My first research interests were to empirically validate psychoanalytic theory. When my experimental studies did not bear out the retroflected hostility model of psychoanalysis, I tried to reconcile the discrepant finding.
I latched onto a simple minded formulation: Dreams represent patients' images of themselves and their experiences. A patient would see himself in a dream as defective, diseased, or deserted because this was his prevailing self image at this particular time.
This dream image was continuous (not discontinuous as Freudian theory would stipulate) with the patient's conscious view of himself that he reported in my psychotherapy with him.
Thus I reformulated patient's neurosis in terms of a cognitive model.
- Depression was an expression of the patient's negative view of himself, his future, and his experience (the negative cognitive triad).
- Anxiety represented a fear of an unpleasant future event.
- Phobias were a specific fear of a bad occurrence in a particular situation or set of circumstances (for example, speaking in public.)
- Obsessive-Compulsive Disorder encapsulated a fear of some bad event which would happen unless the patient would take preventive action.
My formulation of the cognitive model actually coincided with my reexamination of psychoanalytic theory of the 1950's.
The cognitive model and the therapy derived from it offered a simpler,
more parsimonious way of organizing and understanding the clinical data.
In addition they were testable, and teachable.
Contrast this with the theory and therapy of Psychoanalysis. The motivational model which seemed to be at the center of psychoanalytic theory required a complex infrastructure to explain the phenomena of psychiatric disorders as well as normal behavior.
Why did people get depressed? Obviously they would not consciously wish to be depressed nor would they consciously utilize certain mechanisms to make themselves depressed.
According to the motivational model, therefore, some unconscious processes would need to be invoked. Freud latched onto the notion of unconscious hostility. This actually fitted the bill but only if you interposed certain defense mechanisms between the unconscious hostility and the conscious experience of depression.
According to the theory, this hostility was often towards a loved one - even one who had died. The hostility that was stirred up was unacceptable: presto it was turned against the self.
This notion of retroflected hostility does account for suicidal wishes, self-criticalness, and violation of the norms of social and personal behavior, including withdrawl, anhedonia, and self-punishment and the biological needs such as appetite, sex, and sleeping.
However the cognitive model could account for these phenomena in a simpler way, involved identification of conscious processes, and could be tested by the patient in therapy.

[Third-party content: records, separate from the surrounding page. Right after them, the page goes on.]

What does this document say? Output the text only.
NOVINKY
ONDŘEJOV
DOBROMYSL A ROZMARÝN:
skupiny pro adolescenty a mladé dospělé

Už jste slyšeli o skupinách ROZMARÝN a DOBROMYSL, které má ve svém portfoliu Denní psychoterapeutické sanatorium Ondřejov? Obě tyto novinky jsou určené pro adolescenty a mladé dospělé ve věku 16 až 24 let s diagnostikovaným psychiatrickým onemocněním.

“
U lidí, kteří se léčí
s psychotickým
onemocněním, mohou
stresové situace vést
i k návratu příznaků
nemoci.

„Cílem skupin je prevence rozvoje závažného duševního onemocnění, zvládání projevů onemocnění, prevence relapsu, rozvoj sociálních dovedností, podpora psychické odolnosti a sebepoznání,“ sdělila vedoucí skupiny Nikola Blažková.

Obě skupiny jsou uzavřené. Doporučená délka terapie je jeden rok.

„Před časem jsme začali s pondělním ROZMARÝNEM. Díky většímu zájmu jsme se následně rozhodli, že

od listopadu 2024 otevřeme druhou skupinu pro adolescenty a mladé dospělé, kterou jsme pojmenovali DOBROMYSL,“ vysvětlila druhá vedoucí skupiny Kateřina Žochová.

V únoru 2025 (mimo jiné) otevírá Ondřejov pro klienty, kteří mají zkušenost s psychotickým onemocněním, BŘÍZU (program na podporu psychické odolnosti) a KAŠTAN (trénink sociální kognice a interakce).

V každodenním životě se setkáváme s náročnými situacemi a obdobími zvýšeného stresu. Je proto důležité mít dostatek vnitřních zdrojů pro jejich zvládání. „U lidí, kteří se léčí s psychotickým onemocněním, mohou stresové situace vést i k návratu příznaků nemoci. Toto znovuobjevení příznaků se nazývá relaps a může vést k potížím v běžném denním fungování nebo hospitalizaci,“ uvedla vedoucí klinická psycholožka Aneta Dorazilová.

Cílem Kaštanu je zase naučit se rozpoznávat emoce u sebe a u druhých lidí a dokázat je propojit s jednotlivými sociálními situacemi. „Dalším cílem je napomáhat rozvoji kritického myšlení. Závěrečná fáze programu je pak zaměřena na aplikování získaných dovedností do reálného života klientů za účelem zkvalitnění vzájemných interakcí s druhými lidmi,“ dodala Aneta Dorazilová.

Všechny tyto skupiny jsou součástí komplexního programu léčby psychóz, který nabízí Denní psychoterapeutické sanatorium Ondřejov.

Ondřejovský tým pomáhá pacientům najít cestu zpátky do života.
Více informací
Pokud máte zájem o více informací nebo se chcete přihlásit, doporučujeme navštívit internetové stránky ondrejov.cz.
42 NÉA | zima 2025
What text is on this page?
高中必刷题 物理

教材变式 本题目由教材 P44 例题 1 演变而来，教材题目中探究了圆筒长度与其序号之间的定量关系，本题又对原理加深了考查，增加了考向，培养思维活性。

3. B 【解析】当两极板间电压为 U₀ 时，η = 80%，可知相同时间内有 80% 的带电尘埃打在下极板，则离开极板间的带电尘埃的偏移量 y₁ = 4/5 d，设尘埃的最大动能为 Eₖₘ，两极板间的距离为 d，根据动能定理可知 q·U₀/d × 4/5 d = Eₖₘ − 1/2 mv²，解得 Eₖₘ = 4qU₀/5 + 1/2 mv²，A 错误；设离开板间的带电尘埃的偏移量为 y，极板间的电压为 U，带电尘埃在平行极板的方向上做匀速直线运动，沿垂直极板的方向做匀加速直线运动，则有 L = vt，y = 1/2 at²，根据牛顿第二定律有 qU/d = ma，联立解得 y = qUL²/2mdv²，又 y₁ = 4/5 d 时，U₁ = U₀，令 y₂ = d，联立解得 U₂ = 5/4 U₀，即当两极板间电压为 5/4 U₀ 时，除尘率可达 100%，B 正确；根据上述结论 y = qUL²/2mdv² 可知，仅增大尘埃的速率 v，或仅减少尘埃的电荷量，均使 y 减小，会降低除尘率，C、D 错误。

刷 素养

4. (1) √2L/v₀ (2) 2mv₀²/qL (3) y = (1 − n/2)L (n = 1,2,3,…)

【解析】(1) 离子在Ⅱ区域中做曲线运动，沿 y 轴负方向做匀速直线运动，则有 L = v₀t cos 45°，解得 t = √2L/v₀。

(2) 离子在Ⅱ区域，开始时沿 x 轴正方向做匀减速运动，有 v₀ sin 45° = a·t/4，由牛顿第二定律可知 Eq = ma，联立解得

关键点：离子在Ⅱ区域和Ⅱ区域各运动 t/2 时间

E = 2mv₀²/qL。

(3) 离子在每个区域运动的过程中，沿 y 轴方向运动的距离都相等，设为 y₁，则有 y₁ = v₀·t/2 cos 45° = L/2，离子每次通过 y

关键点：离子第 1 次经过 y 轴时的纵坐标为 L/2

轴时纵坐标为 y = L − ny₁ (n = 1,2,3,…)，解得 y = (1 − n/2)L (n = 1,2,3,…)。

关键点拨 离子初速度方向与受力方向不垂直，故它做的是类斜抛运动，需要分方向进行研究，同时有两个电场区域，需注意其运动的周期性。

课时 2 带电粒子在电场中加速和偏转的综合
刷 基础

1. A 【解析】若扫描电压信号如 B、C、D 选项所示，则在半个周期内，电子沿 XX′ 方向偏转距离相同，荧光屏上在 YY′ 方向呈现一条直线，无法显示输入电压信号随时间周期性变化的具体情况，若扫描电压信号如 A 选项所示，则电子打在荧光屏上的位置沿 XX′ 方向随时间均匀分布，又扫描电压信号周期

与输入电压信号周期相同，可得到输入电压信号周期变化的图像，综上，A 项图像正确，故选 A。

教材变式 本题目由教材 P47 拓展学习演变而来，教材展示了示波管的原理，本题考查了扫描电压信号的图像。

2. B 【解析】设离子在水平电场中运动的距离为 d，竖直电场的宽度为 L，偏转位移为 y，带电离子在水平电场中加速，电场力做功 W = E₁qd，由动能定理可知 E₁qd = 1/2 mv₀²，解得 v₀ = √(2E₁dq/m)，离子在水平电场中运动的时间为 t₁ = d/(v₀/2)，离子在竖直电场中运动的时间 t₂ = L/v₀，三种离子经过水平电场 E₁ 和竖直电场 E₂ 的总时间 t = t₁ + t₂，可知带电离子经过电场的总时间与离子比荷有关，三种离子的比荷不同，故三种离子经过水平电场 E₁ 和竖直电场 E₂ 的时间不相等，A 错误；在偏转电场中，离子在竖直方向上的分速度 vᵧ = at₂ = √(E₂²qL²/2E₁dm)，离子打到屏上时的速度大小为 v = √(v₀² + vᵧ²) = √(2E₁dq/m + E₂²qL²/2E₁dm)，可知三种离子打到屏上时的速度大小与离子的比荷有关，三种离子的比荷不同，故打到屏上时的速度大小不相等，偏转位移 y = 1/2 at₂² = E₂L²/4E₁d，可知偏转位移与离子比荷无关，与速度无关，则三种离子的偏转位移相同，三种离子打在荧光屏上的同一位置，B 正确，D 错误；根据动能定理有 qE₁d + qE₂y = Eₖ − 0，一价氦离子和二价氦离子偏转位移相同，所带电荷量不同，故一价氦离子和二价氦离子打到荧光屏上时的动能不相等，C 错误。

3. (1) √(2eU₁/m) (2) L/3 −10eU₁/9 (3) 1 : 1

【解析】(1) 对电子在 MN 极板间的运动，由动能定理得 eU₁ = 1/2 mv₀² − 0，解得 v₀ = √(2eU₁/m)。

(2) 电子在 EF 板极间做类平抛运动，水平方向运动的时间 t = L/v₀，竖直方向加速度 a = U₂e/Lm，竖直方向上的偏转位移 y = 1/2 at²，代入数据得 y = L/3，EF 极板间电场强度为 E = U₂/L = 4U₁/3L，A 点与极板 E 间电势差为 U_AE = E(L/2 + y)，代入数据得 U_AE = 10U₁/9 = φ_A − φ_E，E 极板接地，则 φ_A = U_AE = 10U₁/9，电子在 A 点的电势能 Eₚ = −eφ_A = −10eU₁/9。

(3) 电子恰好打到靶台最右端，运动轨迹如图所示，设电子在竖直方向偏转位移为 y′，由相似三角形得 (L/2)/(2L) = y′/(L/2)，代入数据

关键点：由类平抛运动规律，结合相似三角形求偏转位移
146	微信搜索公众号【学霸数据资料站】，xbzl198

The more I examined psychoanalysis, the more it struck me as a closed system.
Thus, the wish fulfillment notion of dreams would explain that if a parent dreams of the death of a child it is because the parents wished it. Cognitive theory would propose that it represents a fear of the child dying.
The virtue of being able to explain everything was also a trap. Since psychoanalytic theory could be accommodated to explain almost any phenomenon, it could not be falsified. It was possible to tweak the model in order to come up with a different explanation if one formulation did not test out. There was such a richness and diversity of potential explanations that something could be extracted to explain unexpected findings.
Psychoanalysis also struck me as a closed system in so far as it did not pay much attention to the external world. The Oedipus complex, for example, as representative of the notion of psychic determinism, determined the individual's responses to his/her parents and consequently, to other figures later in life.
The notion of hostility was also a basic psychic form of energy that would build up over time and then would find expression interpersonally as criticism or attack and on a societal level as violence or war.
Psychoanalysis also was a closed system and so far as therapy was considered, if a patient did not accept an interpretation, it was due to the patient's resistance. This in turn was explained by the doctrine of repression. An interpretation that is on the mark would stir up unconscious forces and thus force the patient to repress the unconscious impulses and oppose acceptance of such interpretations.
Similarly, if a patient could not remember a particular event such as the primal scene, some childhood recollection would be reconstructed as a screen memory.
When I reviewed the entire metapsychology, structural, and energetic models of psychoanalysis, I felt that it was overly elaborate and overly abstract and had little evidence to support it.
Another disconcerting feature was that when I presented the same material to supervising analysts, they drew on the same body of theory but came up with totally different explanations of the material that I presented. This was one more example of the overly comprehensive nature of the theory from which numerous diverse explanations could be drawn to explain the same phenomenon.